Phase 2 of coke oven plant to complete by end-Jul. We understand that phase 2 of ESSB’’s (Eastern Steel, a 27.3%-owned associate) is scheduled for completion and commissioning by end-Jul. While narrower price spread between coking coal and coke has resulted in diminished cost savings from coke oven plant over the past few months, management remains optimistic on the longer term economic viability of its coke oven plant investment (particularly, when coking coal supply improves).
Status on ESSB’s expansion plan. We understand ESSB’s major expansion plan has started. Slated for completion by early-2024, the capacity expansion plan will transform ESSB into an integrated steel producer, with (i) an enlarged steelmaking capacity to 2.7m tonne p.a. (from 0.7m tonnes p.a. currently), and (ii) a HRC plant (with a rated capacity of 2m tonnes p.a.).
Forecast. We maintain our FY22 core net profit forecast, but cut our FY23-24 core net profit forecasts by 18.8% and 18.2%, respectively, mainly to account for lower associate earnings assumption (arising from narrower spread between prices of steel products and raw materials).

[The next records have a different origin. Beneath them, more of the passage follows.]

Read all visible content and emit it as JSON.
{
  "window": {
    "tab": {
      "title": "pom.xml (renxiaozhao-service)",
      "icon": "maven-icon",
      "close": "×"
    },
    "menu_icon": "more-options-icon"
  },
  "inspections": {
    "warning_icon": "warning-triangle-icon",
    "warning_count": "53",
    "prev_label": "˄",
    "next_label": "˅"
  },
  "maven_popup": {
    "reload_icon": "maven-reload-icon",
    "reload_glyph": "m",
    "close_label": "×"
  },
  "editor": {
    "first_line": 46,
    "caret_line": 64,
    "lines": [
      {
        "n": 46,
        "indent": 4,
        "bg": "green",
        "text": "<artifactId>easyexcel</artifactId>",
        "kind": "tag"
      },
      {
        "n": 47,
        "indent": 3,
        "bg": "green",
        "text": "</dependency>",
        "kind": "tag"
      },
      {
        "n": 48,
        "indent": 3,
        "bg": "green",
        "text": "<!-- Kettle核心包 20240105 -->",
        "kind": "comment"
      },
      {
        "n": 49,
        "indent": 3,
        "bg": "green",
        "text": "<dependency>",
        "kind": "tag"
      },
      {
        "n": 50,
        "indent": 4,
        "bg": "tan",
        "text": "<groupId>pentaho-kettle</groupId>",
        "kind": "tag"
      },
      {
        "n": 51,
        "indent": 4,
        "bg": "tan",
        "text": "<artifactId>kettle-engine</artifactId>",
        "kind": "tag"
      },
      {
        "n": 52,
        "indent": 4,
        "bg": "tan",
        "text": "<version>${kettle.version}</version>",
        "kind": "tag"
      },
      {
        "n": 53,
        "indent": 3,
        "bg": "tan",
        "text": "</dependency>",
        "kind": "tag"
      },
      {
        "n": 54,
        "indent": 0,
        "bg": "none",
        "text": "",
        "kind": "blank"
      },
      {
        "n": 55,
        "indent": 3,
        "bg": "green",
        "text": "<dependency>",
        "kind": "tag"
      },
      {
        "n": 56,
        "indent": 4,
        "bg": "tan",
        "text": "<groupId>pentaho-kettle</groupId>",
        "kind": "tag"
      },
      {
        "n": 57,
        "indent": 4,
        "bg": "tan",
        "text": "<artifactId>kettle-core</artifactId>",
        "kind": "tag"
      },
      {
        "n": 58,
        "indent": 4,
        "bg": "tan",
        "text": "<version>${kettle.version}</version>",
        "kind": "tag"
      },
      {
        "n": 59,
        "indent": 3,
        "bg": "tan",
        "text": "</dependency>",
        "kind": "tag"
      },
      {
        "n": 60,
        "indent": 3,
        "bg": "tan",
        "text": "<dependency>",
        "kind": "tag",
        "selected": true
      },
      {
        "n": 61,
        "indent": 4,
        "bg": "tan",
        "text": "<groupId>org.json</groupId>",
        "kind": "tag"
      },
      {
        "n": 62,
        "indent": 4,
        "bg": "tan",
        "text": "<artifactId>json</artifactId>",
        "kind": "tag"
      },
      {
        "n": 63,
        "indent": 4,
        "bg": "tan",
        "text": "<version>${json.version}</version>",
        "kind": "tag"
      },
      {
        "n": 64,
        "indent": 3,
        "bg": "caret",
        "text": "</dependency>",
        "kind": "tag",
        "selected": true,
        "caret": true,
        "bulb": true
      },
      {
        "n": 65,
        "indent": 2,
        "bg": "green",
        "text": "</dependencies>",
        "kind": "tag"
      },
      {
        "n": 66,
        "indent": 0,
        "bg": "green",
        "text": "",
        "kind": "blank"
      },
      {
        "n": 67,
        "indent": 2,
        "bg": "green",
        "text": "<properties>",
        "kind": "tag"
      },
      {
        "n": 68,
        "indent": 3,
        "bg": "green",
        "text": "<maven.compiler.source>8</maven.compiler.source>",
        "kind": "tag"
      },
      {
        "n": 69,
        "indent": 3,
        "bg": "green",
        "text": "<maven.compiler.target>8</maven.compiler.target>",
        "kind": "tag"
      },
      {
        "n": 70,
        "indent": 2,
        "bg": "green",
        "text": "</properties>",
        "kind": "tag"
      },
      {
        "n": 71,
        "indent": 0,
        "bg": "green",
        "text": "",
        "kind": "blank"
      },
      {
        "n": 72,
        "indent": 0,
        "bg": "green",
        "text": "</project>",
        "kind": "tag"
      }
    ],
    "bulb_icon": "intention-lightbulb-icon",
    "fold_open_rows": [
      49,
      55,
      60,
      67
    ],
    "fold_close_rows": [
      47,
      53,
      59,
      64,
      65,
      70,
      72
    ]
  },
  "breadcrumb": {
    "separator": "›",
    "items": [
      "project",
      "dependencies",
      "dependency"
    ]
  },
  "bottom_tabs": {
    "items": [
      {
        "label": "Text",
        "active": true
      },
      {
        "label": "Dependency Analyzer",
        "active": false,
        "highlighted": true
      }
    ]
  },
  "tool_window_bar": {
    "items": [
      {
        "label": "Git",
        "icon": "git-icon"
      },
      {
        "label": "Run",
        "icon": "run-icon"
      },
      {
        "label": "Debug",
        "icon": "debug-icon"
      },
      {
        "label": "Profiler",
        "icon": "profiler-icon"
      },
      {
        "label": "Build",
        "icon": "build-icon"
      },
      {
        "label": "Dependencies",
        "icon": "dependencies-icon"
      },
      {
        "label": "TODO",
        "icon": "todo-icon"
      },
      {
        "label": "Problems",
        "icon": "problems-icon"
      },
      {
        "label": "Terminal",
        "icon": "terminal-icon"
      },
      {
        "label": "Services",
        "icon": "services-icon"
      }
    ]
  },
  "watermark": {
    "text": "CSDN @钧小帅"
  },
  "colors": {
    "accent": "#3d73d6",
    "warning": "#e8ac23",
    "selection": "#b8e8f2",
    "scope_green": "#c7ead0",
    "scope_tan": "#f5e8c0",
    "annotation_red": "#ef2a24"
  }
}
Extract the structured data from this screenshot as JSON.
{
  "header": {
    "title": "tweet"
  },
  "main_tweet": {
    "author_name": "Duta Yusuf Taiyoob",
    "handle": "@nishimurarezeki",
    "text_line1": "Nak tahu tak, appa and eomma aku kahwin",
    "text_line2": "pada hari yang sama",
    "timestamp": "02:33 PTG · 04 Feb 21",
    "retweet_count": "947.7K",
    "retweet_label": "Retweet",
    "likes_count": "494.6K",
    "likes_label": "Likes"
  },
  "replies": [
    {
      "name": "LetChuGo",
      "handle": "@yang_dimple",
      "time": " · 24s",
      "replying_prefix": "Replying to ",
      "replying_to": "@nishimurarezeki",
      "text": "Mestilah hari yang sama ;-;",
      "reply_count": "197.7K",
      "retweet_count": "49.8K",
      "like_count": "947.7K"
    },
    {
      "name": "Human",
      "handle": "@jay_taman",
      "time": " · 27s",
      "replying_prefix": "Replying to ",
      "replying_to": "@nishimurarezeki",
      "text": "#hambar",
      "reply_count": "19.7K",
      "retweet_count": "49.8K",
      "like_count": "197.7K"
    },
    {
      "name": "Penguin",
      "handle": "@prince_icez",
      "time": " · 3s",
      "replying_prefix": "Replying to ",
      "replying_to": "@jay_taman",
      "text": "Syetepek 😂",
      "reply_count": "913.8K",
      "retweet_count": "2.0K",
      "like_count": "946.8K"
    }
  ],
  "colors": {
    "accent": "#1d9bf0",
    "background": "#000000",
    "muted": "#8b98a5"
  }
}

Maintain BUY, with lower TP of RM0.52. Post earnings revision, we maintain our BUY rating on HTVB with a lower TP of RM0.52 (from RM0.63 earlier) based on 7x revised CY2023 EPS of 7.4 sen. Despite the near-term earnings headwinds, we continue to like HTVB for its (i) favourable longer term prospects (supported by ESSB’s major expansion plan, and China’s policies to reform its steel sector, which will result in more stable profitability among steel players in the region), (ii) healthy balance sheet (net gearing of 0.17x as ar 30 Apr 2022), and (iii) commendable valuations. At RM0.305, HTVB is trading at current P/B of 0.42x (which is 0.5x standard deviation below its 5- year historical average).